I militari affermano che il compagno era dispero dal 3 febbraio dopo aver preso parte ai combattimenti nei pressi di Bakhmut, dove si sta svolgendo una delle battaglie più cruenti della guerra tra Ucraina e Russia. I soldati della Brigata aggiungono che il corpo del soldato si trova ancora “nel territorio temporaneamente occupato” e che “la conferma (sulla sua identità ndr) sarà effettuata dopo il rientro della salma e dopo gli esami pertinenti”. Sull’accaduto bisognerà fare chiarezza, ma le immagini diffuse lasciano scioccati per la violenza della dinamica. Un tiro di sigaretta, poi le ultime parole prima di essere crivellato da una raffica di colpi: ‘Slava Ukraini’, gloria all’Ucraina.

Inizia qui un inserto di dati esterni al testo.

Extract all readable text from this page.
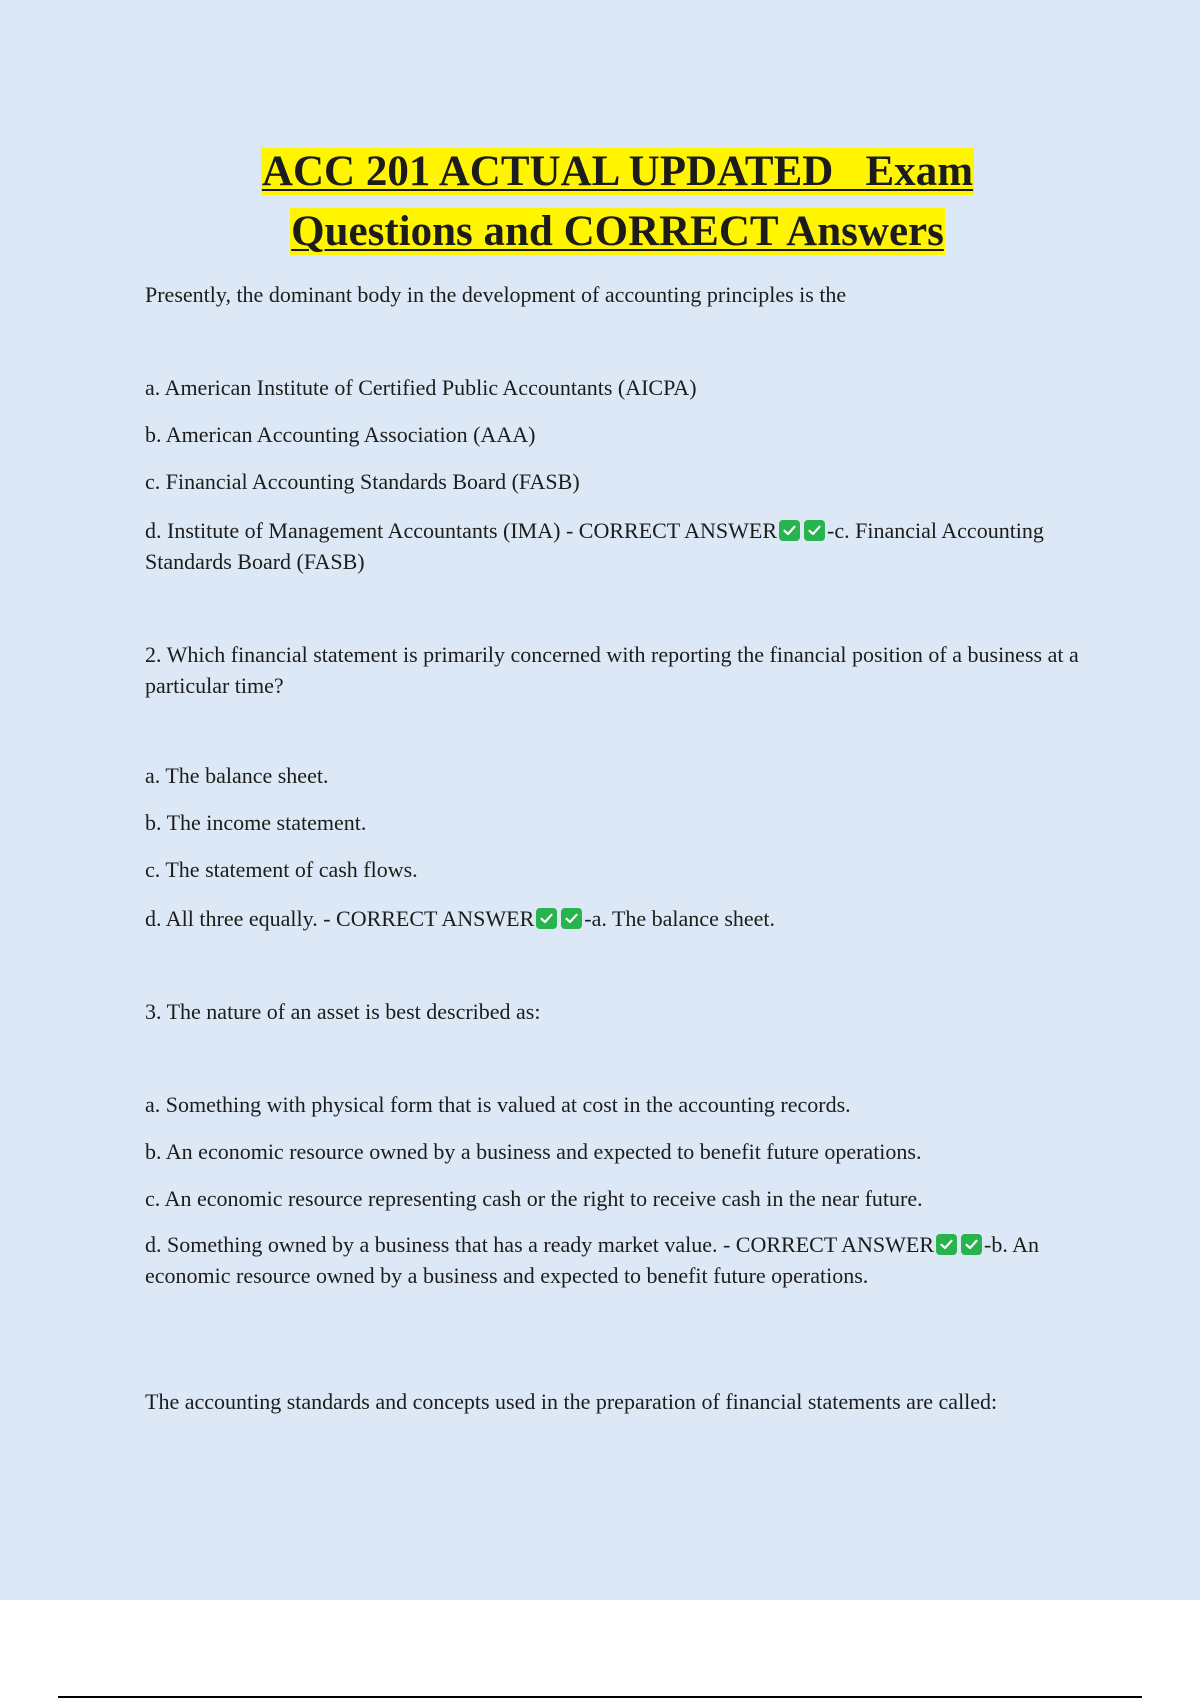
ACC 201 ACTUAL UPDATED   Exam
Questions and CORRECT Answers

Presently, the dominant body in the development of accounting principles is the

a. American Institute of Certified Public Accountants (AICPA)

b. American Accounting Association (AAA)

c. Financial Accounting Standards Board (FASB)

d. Institute of Management Accountants (IMA) - CORRECT ANSWER -c. Financial Accounting Standards Board (FASB)

2. Which financial statement is primarily concerned with reporting the financial position of a business at a particular time?

a. The balance sheet.

b. The income statement.

c. The statement of cash flows.

d. All three equally. - CORRECT ANSWER -a. The balance sheet.

3. The nature of an asset is best described as:

a. Something with physical form that is valued at cost in the accounting records.

b. An economic resource owned by a business and expected to benefit future operations.

c. An economic resource representing cash or the right to receive cash in the near future.

d. Something owned by a business that has a ready market value. - CORRECT ANSWER -b. An economic resource owned by a business and expected to benefit future operations.

The accounting standards and concepts used in the preparation of financial statements are called:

La scena è filmata dai soldati russi che compiono l’orribile gesto, l’ennesimo di una guerra che di umano mantiene ben poco. “Muori, puttana”, gli hanno urlato i militari di Mosca prima di sparare. Sui social i commenti sdegnati per l’accaduto si moltiplicano: per gli ucraini Shadura è un eroe. Anche il presidente Volodymyr Zelesnky si stringe attorno a un simbolo del coraggio della resistenza di Kiev: “L’Ucraina non dimenticherà mai l’impresa di tutti coloro che hanno dato la vita per la libertà del nostro Paese”. Ma non c’è solo il cordoglio per quanto accaduto. Adesso gli ucraini vogliono giustizia. Per trovare i responsabili, il dipartimento investigativo del servizio di sicurezza di Kiev ha aperto un’indagine ai sensi della normativa ucraina contro la “violazione delle leggi e dei costumi di guerra”.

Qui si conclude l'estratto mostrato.